Customers are important to the survival and success of any business because they are the source of the revenue. The success of a business is the ability to satisfy customers and make them happy, and therefore turn a profit from them. To achieve a business success, the business has to find the right potential customers. Using customers’ data can help to build models for predicting the future behaviors of the customers and targeting customers who help the business to make more money.
In this project, I will analyze a mall customers’ dataset to answer the following question:
- Who is the customers we should target?
To answer this question, I will build a K-means clustering model to group the customers by their characteristics. This grouping is to understand each segment and target the right customers to let them stay with the business.
- One notebook file
Customers_Segmentation_by_Kmeans.ipynbwhich contains the code. - One csv file
Mall_Customers.csvwhich contains the customer dataset. The dataset is avilable in Kaggle website.
All libraries are avilable in Anaconda distribution of Python. The code should run using Python versions 3.*.
There are five type of cluster which are:
- Cluster 0: medium sending score and medium annual income.
- Cluster 1: low spending score and high annual income.
- Cluster 2: low sending score and low annual income.
- Cluster 3: high sending score and low annual income.
- Cluster 4: high spending score and high annual income.
Customers data clustering help us to understand the customers’ characteristics. Here are some suggestion for each cluster:
- The customers in clusters 0, who have medium annual incomes and medium spending scores, can be attractive by marketing campaigns.
- The customers in clusters 1, who have low annual incomes and low spending scores, are usually older than 35 years. So, we need to the find a way to attract old customers for example special offers for the products that they usually buy it, and investigate the causes of the low spending scores.
- The customers in clusters 2, who have high annual incomes and low spending scores, are usually males or old females. So, we need to the find a way to attract them customers for example special offers for the products that they usually buy it, and investigate the causes of the low spending scores.
- The customers in clusters 3, who have low annual incomes and high spending scores, are special customer because their incomes are low and spending scores are high. We should to keep these customers by designing a loyalty programs which offers discounts to the members.

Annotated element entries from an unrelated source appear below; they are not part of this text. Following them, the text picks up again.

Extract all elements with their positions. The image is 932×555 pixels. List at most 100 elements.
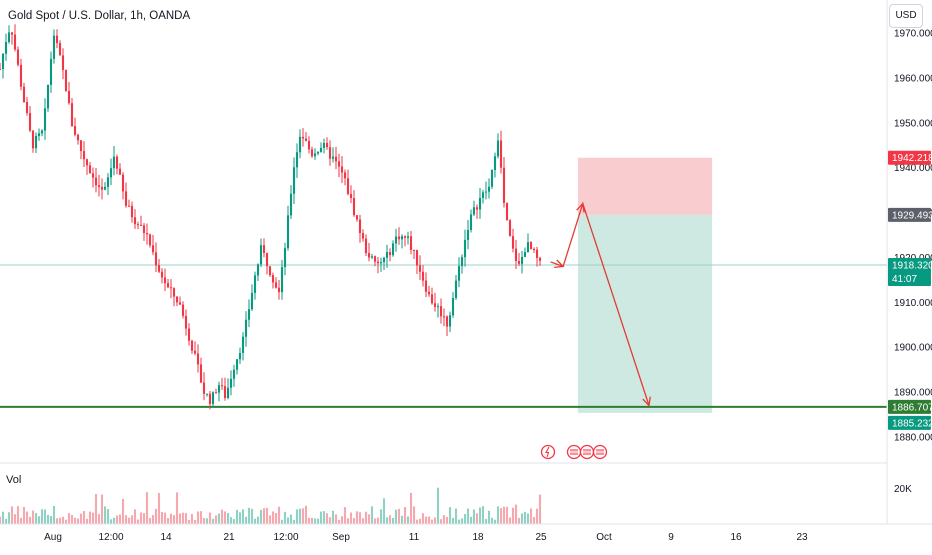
y-tick-label: 1890.000 <box>894 388 932 399</box>
volume-bar <box>85 518 89 524</box>
candle <box>130 201 134 223</box>
volume-bar <box>385 517 389 524</box>
volume-bar <box>388 515 392 524</box>
currency-button[interactable]: USD <box>889 4 923 28</box>
take-profit-zone[interactable] <box>577 214 713 413</box>
candle <box>283 242 287 276</box>
volume-bar <box>10 506 14 524</box>
volume-bar <box>424 516 428 524</box>
candle <box>466 220 470 250</box>
volume-bar <box>337 519 341 524</box>
price-tag[interactable]: 1886.707 <box>888 399 932 414</box>
projection-arrowhead <box>576 202 585 213</box>
candle <box>25 96 29 116</box>
candle <box>301 128 305 147</box>
candle <box>421 265 425 287</box>
candle <box>418 255 422 280</box>
volume-bar <box>280 519 284 524</box>
candle <box>460 254 464 274</box>
candle <box>13 24 17 52</box>
volume-bar <box>211 518 215 524</box>
candle <box>355 215 359 222</box>
volume-bar <box>496 506 500 524</box>
economic-event-icon[interactable] <box>579 444 595 460</box>
candle <box>490 169 494 190</box>
candle <box>403 235 407 247</box>
candle <box>46 84 50 112</box>
candle <box>463 229 467 267</box>
candle <box>115 154 119 175</box>
candle <box>271 272 275 289</box>
volume-bar <box>418 518 422 524</box>
volume-bar <box>235 509 239 524</box>
candle <box>424 272 428 298</box>
volume-bar <box>97 514 101 524</box>
volume-bar <box>253 518 257 524</box>
price-tag[interactable]: 1929.493 <box>888 207 932 222</box>
candle <box>109 158 113 186</box>
candle <box>274 277 278 289</box>
economic-event-icon[interactable] <box>592 444 608 460</box>
candle <box>211 391 215 408</box>
x-tick-label: 12:00 <box>273 532 298 543</box>
volume-bar <box>73 517 77 524</box>
candle <box>202 372 206 401</box>
candle <box>61 48 65 80</box>
volume-bar <box>112 517 116 524</box>
economic-event-icon[interactable] <box>566 444 582 460</box>
volume-bar <box>205 518 209 524</box>
volume-bar <box>148 518 152 524</box>
candle <box>505 202 509 221</box>
candle <box>538 256 542 266</box>
volume-bar <box>274 513 278 524</box>
price-tag[interactable]: 1885.232 <box>888 415 932 430</box>
volume-bar <box>523 511 527 524</box>
volume-bar <box>163 512 167 524</box>
volume-bar <box>529 508 533 524</box>
volume-bar <box>364 511 368 524</box>
volume-bar <box>244 516 248 524</box>
volume-bar <box>52 505 56 524</box>
volume-bar <box>208 512 212 524</box>
volume-bar <box>58 517 62 524</box>
volume-bar <box>100 494 104 524</box>
candle <box>334 146 338 170</box>
volume-bar <box>49 516 53 524</box>
projection-path[interactable] <box>550 201 650 406</box>
candle <box>205 393 209 397</box>
volume-bar <box>310 517 314 524</box>
volume-bar <box>334 514 338 524</box>
volume-bar <box>493 519 497 524</box>
volume-bar <box>28 516 32 524</box>
candle <box>529 241 533 250</box>
candle <box>223 377 227 401</box>
volume-bar <box>340 516 344 524</box>
volume-bar <box>316 518 320 524</box>
price-tag-value: 1942.218 <box>892 153 932 164</box>
volume-bar <box>145 492 149 524</box>
candle <box>361 229 365 242</box>
candle <box>145 223 149 245</box>
price-tag[interactable]: 1918.320 41:07 <box>888 257 932 286</box>
volume-bar <box>4 518 8 524</box>
price-tag[interactable]: 1942.218 <box>888 150 932 165</box>
dividend-event-icon[interactable] <box>540 444 556 460</box>
candle <box>295 143 299 178</box>
volume-bar <box>487 510 491 524</box>
candle <box>409 230 413 255</box>
volume-bar <box>223 511 227 524</box>
candle <box>508 219 512 237</box>
candle <box>445 315 449 336</box>
candle <box>451 292 455 318</box>
x-tick-label: 16 <box>730 532 742 543</box>
candle <box>439 298 443 324</box>
volume-bar <box>298 508 302 524</box>
volume-bar <box>130 515 134 524</box>
stop-loss-zone[interactable] <box>577 157 713 215</box>
candle <box>469 209 473 233</box>
x-tick-label: Aug <box>44 532 62 543</box>
volume-bar <box>370 506 374 524</box>
volume-bar <box>532 517 536 524</box>
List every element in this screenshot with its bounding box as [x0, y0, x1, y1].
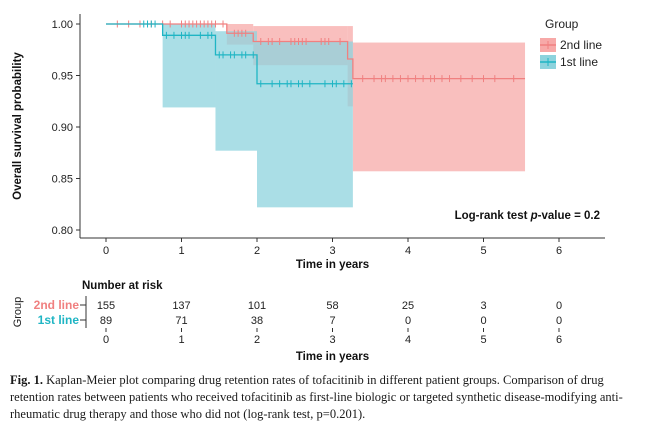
risk-count: 155	[97, 300, 115, 312]
caption-text: Kaplan-Meier plot comparing drug retenti…	[10, 373, 623, 421]
risk-row-label: 2nd line	[34, 298, 80, 312]
y-tick-label: 0.80	[52, 225, 73, 237]
risk-x-tick-label: 2	[254, 334, 260, 346]
risk-table-ylabel: Group	[12, 297, 24, 328]
x-tick-label: 6	[556, 245, 562, 257]
ci-band-1st-line	[257, 41, 353, 208]
legend: Group 2nd line 1st line	[540, 17, 602, 69]
risk-count: 0	[480, 315, 486, 327]
risk-x-tick-label: 1	[178, 334, 184, 346]
risk-count: 38	[251, 315, 263, 327]
risk-count: 101	[248, 300, 266, 312]
risk-count: 71	[175, 315, 187, 327]
risk-x-tick-label: 0	[103, 334, 109, 346]
y-tick-label: 0.90	[52, 122, 73, 134]
legend-label: 2nd line	[560, 38, 602, 52]
risk-count: 0	[405, 315, 411, 327]
risk-count: 7	[329, 315, 335, 327]
legend-label: 1st line	[560, 55, 598, 69]
survival-curve-2nd-line	[106, 23, 526, 80]
risk-count: 0	[556, 315, 562, 327]
ci-band-2nd-line	[352, 42, 526, 172]
plot-area	[106, 20, 526, 208]
risk-count: 0	[556, 300, 562, 312]
x-tick-label: 0	[103, 245, 109, 257]
y-axis-label: Overall survival probability	[12, 52, 24, 200]
figure-caption: Fig. 1. Kaplan-Meier plot comparing drug…	[10, 372, 635, 423]
y-tick-label: 0.85	[52, 174, 73, 186]
caption-label: Fig. 1.	[10, 373, 43, 387]
risk-count: 58	[326, 300, 338, 312]
risk-table-title: Number at risk	[82, 280, 163, 292]
risk-count: 137	[172, 300, 190, 312]
y-tick-label: 1.00	[52, 19, 73, 31]
risk-x-tick-label: 5	[480, 334, 486, 346]
x-tick-label: 2	[254, 245, 260, 257]
risk-count: 89	[100, 315, 112, 327]
y-tick-label: 0.95	[52, 71, 73, 83]
kaplan-meier-chart: 0.80 0.85 0.90 0.95 1.00 0 1 2 3 4 5 6 Time in years…	[12, 14, 605, 363]
axes: 0.80 0.85 0.90 0.95 1.00 0 1 2 3 4 5 6 Time in years…	[12, 14, 605, 271]
x-axis-label: Time in years	[296, 259, 369, 271]
x-tick-label: 3	[329, 245, 335, 257]
ci-band-1st-line	[215, 31, 257, 151]
x-tick-label: 4	[405, 245, 411, 257]
x-tick-label: 5	[480, 245, 486, 257]
survival-curve-1st-line	[106, 23, 353, 85]
risk-x-tick-label: 3	[329, 334, 335, 346]
risk-row-label: 1st line	[38, 313, 80, 327]
legend-title: Group	[545, 17, 579, 31]
risk-count: 3	[480, 300, 486, 312]
x-tick-label: 1	[178, 245, 184, 257]
log-rank-annotation: Log-rank test p-value = 0.2	[455, 210, 600, 222]
risk-x-tick-label: 6	[556, 334, 562, 346]
risk-count: 25	[402, 300, 414, 312]
risk-x-tick-label: 4	[405, 334, 411, 346]
risk-x-axis-label: Time in years	[296, 351, 369, 363]
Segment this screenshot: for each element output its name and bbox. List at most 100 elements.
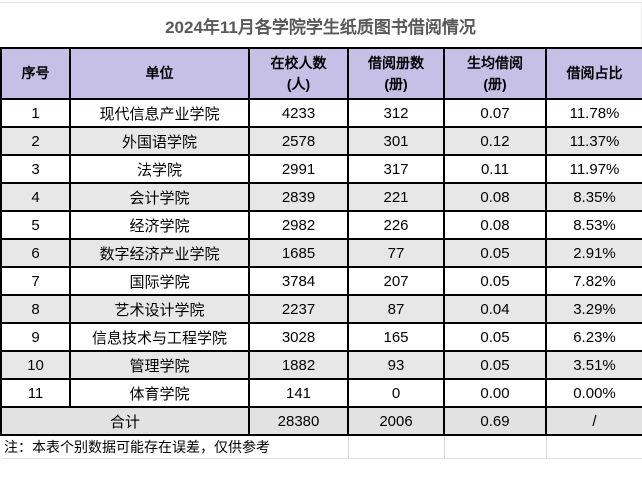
cell-index: 4	[0, 182, 71, 212]
table-row: 7 国际学院 3784 207 0.05 7.82%	[0, 266, 642, 296]
cell-index: 7	[0, 266, 71, 296]
table-row: 6 数字经济产业学院 1685 77 0.05 2.91%	[0, 238, 642, 268]
table-row: 10 管理学院 1882 93 0.05 3.51%	[0, 350, 642, 380]
cell-unit: 法学院	[69, 154, 250, 184]
cell-per-student: 0.12	[443, 126, 547, 156]
footnote-row: 注：本表个别数据可能存在误差，仅供参考	[1, 435, 642, 459]
cell-index: 3	[0, 154, 71, 184]
cell-share: 3.29%	[545, 294, 642, 324]
table-row: 5 经济学院 2982 226 0.08 8.53%	[0, 210, 642, 240]
cell-per-student: 0.08	[443, 210, 547, 240]
cell-students: 2839	[248, 182, 349, 212]
empty-cell	[347, 435, 444, 459]
cell-borrowed: 87	[347, 294, 445, 324]
cell-unit: 管理学院	[69, 350, 250, 380]
cell-unit: 信息技术与工程学院	[69, 322, 250, 352]
cell-index: 2	[0, 126, 71, 156]
cell-index: 11	[0, 378, 71, 408]
cell-per-student: 0.00	[443, 378, 547, 408]
cell-students: 2982	[248, 210, 349, 240]
header-row: 序号 单位 在校人数 (人) 借阅册数 (册) 生均借阅 (册) 借阅占比	[0, 47, 642, 100]
cell-per-student: 0.04	[443, 294, 547, 324]
total-label: 合计	[0, 406, 250, 436]
cell-students: 3028	[248, 322, 349, 352]
borrow-stats-table: 序号 单位 在校人数 (人) 借阅册数 (册) 生均借阅 (册) 借阅占比 1 …	[0, 47, 642, 459]
col-header-share: 借阅占比	[545, 47, 642, 100]
col-header-students: 在校人数 (人)	[248, 47, 349, 100]
cell-per-student: 0.05	[443, 238, 547, 268]
cell-per-student: 0.11	[443, 154, 547, 184]
table-row: 2 外国语学院 2578 301 0.12 11.37%	[0, 126, 642, 156]
total-borrowed: 2006	[347, 406, 445, 436]
cell-unit: 经济学院	[69, 210, 250, 240]
cell-index: 5	[0, 210, 71, 240]
total-share: /	[545, 406, 642, 436]
cell-index: 6	[0, 238, 71, 268]
table-row: 1 现代信息产业学院 4233 312 0.07 11.78%	[0, 98, 642, 128]
cell-borrowed: 312	[347, 98, 445, 128]
cell-students: 2991	[248, 154, 349, 184]
cell-per-student: 0.05	[443, 266, 547, 296]
cell-share: 3.51%	[545, 350, 642, 380]
cell-students: 1882	[248, 350, 349, 380]
col-header-per-student: 生均借阅 (册)	[443, 47, 547, 100]
cell-per-student: 0.05	[443, 350, 547, 380]
cell-index: 9	[0, 322, 71, 352]
cell-students: 3784	[248, 266, 349, 296]
total-per-student: 0.69	[443, 406, 547, 436]
cell-unit: 艺术设计学院	[69, 294, 250, 324]
col-header-borrowed: 借阅册数 (册)	[347, 47, 445, 100]
cell-borrowed: 77	[347, 238, 445, 268]
cell-borrowed: 221	[347, 182, 445, 212]
footnote: 注：本表个别数据可能存在误差，仅供参考	[1, 435, 348, 459]
empty-cell	[545, 435, 642, 459]
cell-unit: 国际学院	[69, 266, 250, 296]
cell-borrowed: 93	[347, 350, 445, 380]
cell-index: 8	[0, 294, 71, 324]
cell-index: 1	[0, 98, 71, 128]
cell-borrowed: 207	[347, 266, 445, 296]
empty-cell	[443, 435, 546, 459]
table-row: 11 体育学院 141 0 0.00 0.00%	[0, 378, 642, 408]
title-bar: 2024年11月各学院学生纸质图书借阅情况	[0, 3, 642, 47]
cell-students: 141	[248, 378, 349, 408]
table-row: 4 会计学院 2839 221 0.08 8.35%	[0, 182, 642, 212]
cell-borrowed: 301	[347, 126, 445, 156]
table-row: 9 信息技术与工程学院 3028 165 0.05 6.23%	[0, 322, 642, 352]
cell-borrowed: 317	[347, 154, 445, 184]
cell-index: 10	[0, 350, 71, 380]
cell-per-student: 0.07	[443, 98, 547, 128]
cell-per-student: 0.05	[443, 322, 547, 352]
col-header-index: 序号	[0, 47, 71, 100]
cell-unit: 外国语学院	[69, 126, 250, 156]
cell-share: 11.78%	[545, 98, 642, 128]
cell-share: 11.37%	[545, 126, 642, 156]
cell-borrowed: 165	[347, 322, 445, 352]
cell-students: 2578	[248, 126, 349, 156]
cell-share: 6.23%	[545, 322, 642, 352]
cell-share: 11.97%	[545, 154, 642, 184]
cell-share: 0.00%	[545, 378, 642, 408]
top-gridline	[0, 2, 642, 3]
cell-students: 4233	[248, 98, 349, 128]
cell-borrowed: 0	[347, 378, 445, 408]
cell-students: 2237	[248, 294, 349, 324]
cell-unit: 现代信息产业学院	[69, 98, 250, 128]
cell-unit: 体育学院	[69, 378, 250, 408]
table-row: 8 艺术设计学院 2237 87 0.04 3.29%	[0, 294, 642, 324]
page-title: 2024年11月各学院学生纸质图书借阅情况	[165, 17, 476, 37]
cell-students: 1685	[248, 238, 349, 268]
cell-borrowed: 226	[347, 210, 445, 240]
cell-unit: 数字经济产业学院	[69, 238, 250, 268]
cell-share: 8.53%	[545, 210, 642, 240]
cell-share: 2.91%	[545, 238, 642, 268]
total-row: 合计 28380 2006 0.69 /	[0, 406, 642, 436]
cell-per-student: 0.08	[443, 182, 547, 212]
table-row: 3 法学院 2991 317 0.11 11.97%	[0, 154, 642, 184]
total-students: 28380	[248, 406, 349, 436]
col-header-unit: 单位	[69, 47, 250, 100]
cell-share: 7.82%	[545, 266, 642, 296]
cell-unit: 会计学院	[69, 182, 250, 212]
cell-share: 8.35%	[545, 182, 642, 212]
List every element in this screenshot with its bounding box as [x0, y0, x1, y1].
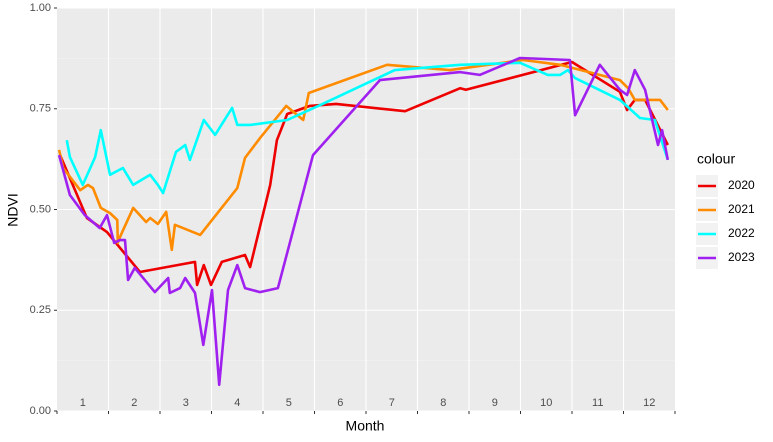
x-tick-label: 3: [183, 397, 189, 409]
line: [58, 60, 669, 287]
x-tick-label: 10: [540, 397, 552, 409]
x-tick-label: 9: [492, 397, 498, 409]
x-tick-label: 2: [131, 397, 137, 409]
x-axis-title: Month: [346, 418, 385, 434]
x-tick-label: 7: [389, 397, 395, 409]
x-tick-label: 4: [234, 397, 240, 409]
x-tick-label: 5: [286, 397, 292, 409]
legend-label: 2022: [728, 226, 755, 240]
legend-label: 2023: [728, 250, 755, 264]
y-tick-label: 0.50: [30, 203, 51, 215]
y-axis-title: NDVI: [5, 193, 21, 226]
x-tick-label: 6: [337, 397, 343, 409]
line: [65, 61, 670, 195]
y-tick-label: 0.75: [30, 103, 51, 115]
x-tick-label: 1: [80, 397, 86, 409]
legend-label: 2020: [728, 178, 755, 192]
legend-title: colour: [697, 151, 735, 167]
line: [57, 56, 670, 387]
x-tick-label: 12: [643, 397, 655, 409]
legend-label: 2021: [728, 202, 755, 216]
y-tick-label: 0.00: [30, 405, 51, 417]
x-tick-label: 11: [592, 397, 603, 409]
line: [57, 58, 669, 252]
x-tick-label: 8: [440, 397, 446, 409]
y-tick-label: 1.00: [30, 2, 51, 14]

- The customers in clusters 4, who have high annual incomes and high spending scores, are the most valuable customers. We should keep these customers by appropriate pricing or special offers. From the clustering we found that, the customers in cluster 3 and cluster 4 are usually female who are between the ages of 20 and 30 years old. So, to obtain new customers, we can fouces on female who are between 20 and 30 in the advertising campaign.